Michael Parker, Chairman of Global Shipping for Citi believes the same. Speaking at the Hellenic American & Norwegian American Chambers of Commerce annual shipping conference, Parker cast operational data and experience as the key to unlocking shipping’s decarbonised future.

“I think what we will see this year and increasingly in future years is this use of data. There will be more and more data, essentially transparent, we can then judge things,” he said.

The question that follows all too often is whether charterers would actually pay more for more efficient ships that had made modifications or retrofits to reduce their Average Efficiency Ratios.

Parker pointed out that super-charterer Cargill and some oil majors have indicated a willingness to do just that and added that building new ships with old technology makes no sense from a global emissions standpoint “and there’s no point scrapping quality ships that with some investment can have a prolonged life”.

Putting this in the context of the banks that make up his fellow Poseidon Principles signatories, he added that for them, “it’s about lowering the emissions in our portfolio, and if we can help those ships lower their emissions, then we are meeting our obligations”.

For a glimpse of what that means across a global organisation, consider being the most recognisable name in shipping. AP Moller-Maersk – often the only name that non-shipping people have heard – has been active on sustainability over a decade. Three years ago it adopted a decarbonisation strategy that aims for net zero operations by 2050 and to have a commercially viable net zero vessel in service before 2030.

As Simon Bergulf, Director of Regulatory Affairs for Maersk told the IMO Symposium on alternative fuels, “in 2018 lots of people said that was a Moonshot and was not achievable. Well things have changed so quickly and exponentially over the last two years we have to ask ourselves whether we don’t need to accelerate our own strategy.”

Maersk identified four pillars of design for carbon-neutrality, reflecting first that technical means of driving energy efficiency are ‘drying up’ for its fleet of containerships.
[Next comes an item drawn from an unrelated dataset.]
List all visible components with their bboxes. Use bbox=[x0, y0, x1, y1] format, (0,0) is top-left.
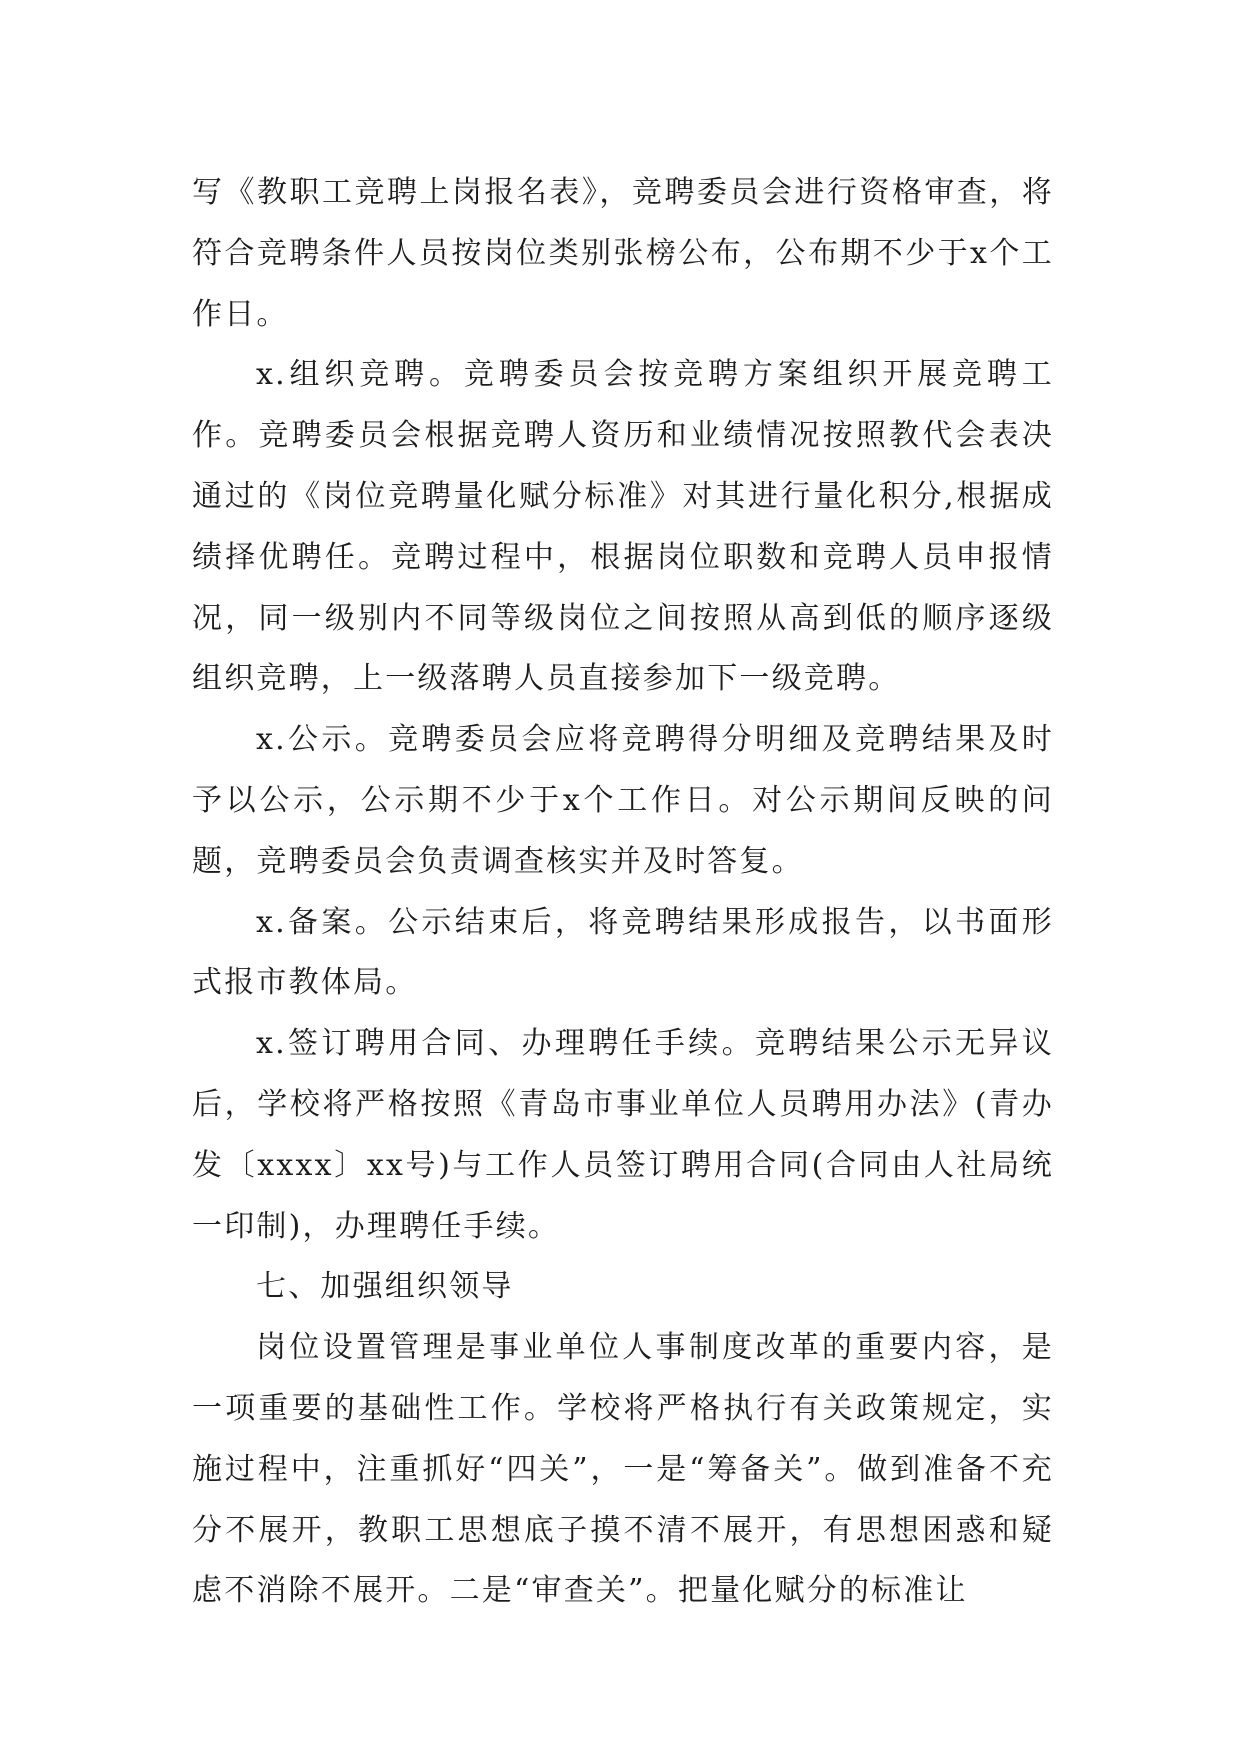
paragraph-position-management: 岗位设置管理是事业单位人事制度改革的重要内容，是一项重要的基础性工作。学校将严格执行有关政策规定，实施过程中，注重抓好“四关”，一是“筹备关”。做到准备不充分不展开，教职工思想底子摸不清不展开，有思想困惑和疑虑不消除不展开。二是“审查关”。把量化赋分的标准让 bbox=[192, 1330, 1054, 1609]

New fuels are the second pillar and one in which it seek to drive innovation. “The era of  one general fuel is over, there will be a number of different ones and we don’t know yet which ones are the silver bullet. What we do know is that they will be far more expensive than the ones we are sailing on today,” Bergulf added.

But while advocating for research and development in fuels, he stressed that this “will have to come from fuel suppliers”.

The third pillar is the company’s customers, since “to be successful you have bring customers on the journey”. This has a direct relationship to the cost of decarbonisation since customers need to be persuaded to pay “and they [customers] have to be ready to put their money where their mouths are.”

The final pillar is regulatory affairs and Maersk considers that 2021 will be a key year for the IMO, one in which substantial progress must be made. Bergulf said IMO needs to “leapfrog and demonstrate leadership, we need to stop talking about saving percentages [of vessel efficiency] and look further forward than short term measures”.

And he said the focus should be on support for operational expenditure rather than the capital expenditure required; measures such as the mooted bunker levy should be encouraged to push forward the use of new fuels in market, closing the competitive gap to more costly alternatives.

Maersk also believes Market-Based Measures – traditionally the rock on which IMO’s ambitions for seismic change have always foundered – are unavoidable, especially if the industry is to support a higher ambition level than those set to be agreed in 2023, the EEXI and Carbon Intensity Indicator.

“We need to reward first movers and we need to raise the bar. We learned a lot from IMO 2020; chiefly that enforcement cannot be an afterthought, you have to build it in. We cannot rely on the normal way of doing things in the IMO; this is an unprecedented challenge and we need to be creative. We have to think out of the box, with compliance on a fleet basis to reward owners that create a zero emissions ship.”